Multi-path overvoltage analysis and fault traceability from lightning strikes on box-type transformers in mountainous wind farms

The power collector systems in mountainous wind farms are particularly vulnerable to lightning strike risks due to multiple contributing factors, such as their high altitude, complex terrain configuration, and extensive transmission corridor layout. Box-type transformers, which serve as a critical interface between wind turbines and the power collector system, are susceptible to multiple lightning strike paths and complex electromagnetic phenomena. This inherent complexity presents substantial challenges for the rapid and accurate identification of lightning fault sources.
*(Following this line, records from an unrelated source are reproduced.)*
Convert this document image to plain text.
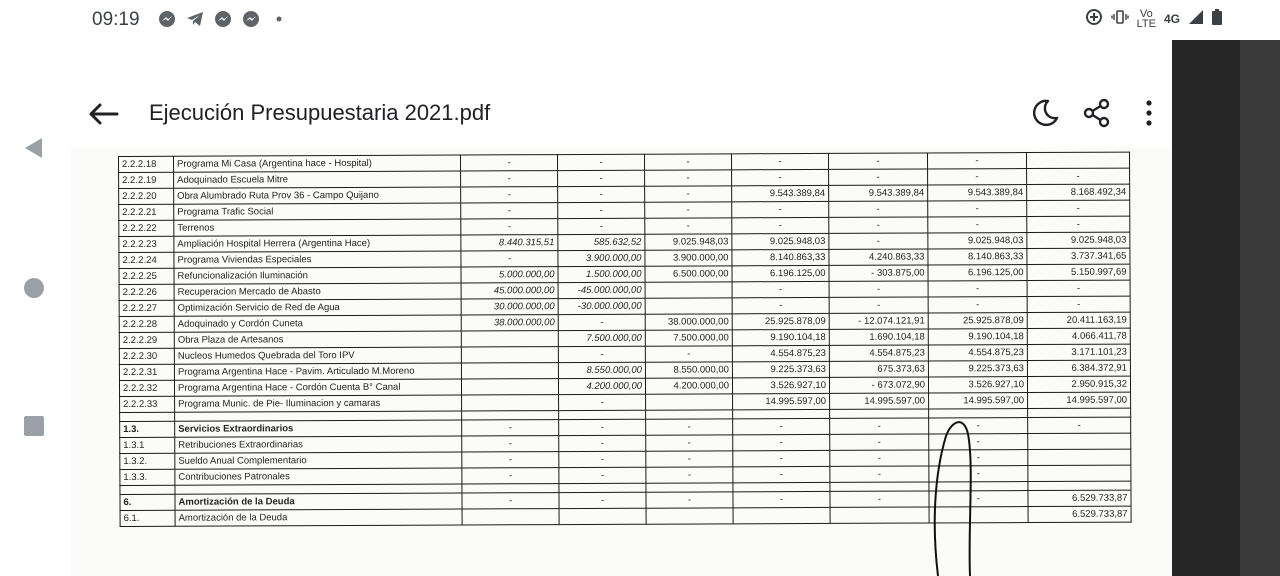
09:19	Vo
LTE 4G
Ejecución Presupuestaria 2021.pdf
2.2.2.18	Programa Mi Casa (Argentina hace - Hospital)	-	-	-	-	-	-	
2.2.2.19	Adoquinado Escuela Mitre	-	-	-	-	-	-	-
2.2.2.20	Obra Alumbrado Ruta Prov 36 - Campo Quijano	-	-	-	9.543.389,84	9.543.389,84	9.543.389,84	8.168.492,34
2.2.2.21	Programa Trafic Social	-	-	-	-	-	-	-
2.2.2.22	Terrenos	-	-	-	-	-	-	-
2.2.2.23	Ampliación Hospital Herrera (Argentina Hace)	8.440.315,51	585.632,52	9.025.948,03	9.025.948,03	-	9.025.948,03	9.025.948,03
2.2.2.24	Programa Viviendas Especiales	-	3.900.000,00	3.900.000,00	8.140.863,33	4.240.863,33	8.140.863,33	3.737.341,65
2.2.2.25	Refuncionalización Iluminación	5.000.000,00	1.500.000,00	6.500.000,00	6.196.125,00	- 303.875,00	6.196.125,00	5.150.997,69
2.2.2.26	Recuperacion Mercado de Abasto	45.000.000,00	-45.000.000,00		-	-	-	-
2.2.2.27	Optimización Servicio de Red de Agua	30.000.000,00	-30.000.000,00		-	-	-	-
2.2.2.28	Adoquinado y Cordón Cuneta	38.000.000,00	-	38.000.000,00	25.925.878,09	- 12.074.121,91	25.925.878,09	20.411.163,19
2.2.2.29	Obra Plaza de Artesanos		7.500.000,00	7.500.000,00	9.190.104,18	1.690.104,18	9.190.104,18	4.066.411,78
2.2.2.30	Nucleos Humedos Quebrada del Toro IPV		-	-	4.554.875,23	4.554.875,23	4.554.875,23	3.171.101,23
2.2.2.31	Programa Argentina Hace - Pavim. Articulado M.Moreno		8.550.000,00	8.550.000,00	9.225.373,63	675.373,63	9.225.373,63	6.384.372,91
2.2.2.32	Programa Argentina Hace - Cordón Cuenta B° Canal		4.200.000,00	4.200.000,00	3.526.927,10	- 673.072,90	3.526.927,10	2.950.915,32
2.2.2.33	Programa Munic. de Pie- Iluminacion y camaras		-		14.995.597,00	14.995.597,00	14.995.597,00	14.995.597,00

1.3.	Servicios Extraordinarios	-	-	-	-	-	-	-
1.3.1	Retribuciones Extraordinarias	-	-	-	-	-	-	
1.3.2.	Sueldo Anual Complementario	-	-	-	-	-	-	
1.3.3.	Contribuciones Patronales	-	-	-	-	-	-	

6.	Amortización de la Deuda	-	-	-	-	-	-	6.529.733,87
6.1.	Amortización de la Deuda							6.529.733,87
Consequently, there is an urgent need for a comprehensive analysis of lightning overvoltage propagation characteristics under multi-path conditions. This paper first establishes an electrical model for the wind farm power collector system and investigates how variations in system parameters influence its electrical performance. Subsequently, we analyze the overvoltage propagation characteristics of lightning current through three distinct propagation paths. A comparison of these characteristics is conducted, resulting in the proposal of a multi-path feature synthesis criterion for lightning strike traceability. Finally, a simulation based on the actual operation of a wind farm in Hebei is presented to validate the results. The findings reveal the propagation characteristics of lightning overvoltages in box-type transformers under different paths, providing theoretical support for lightning strike traceability and fault analysis.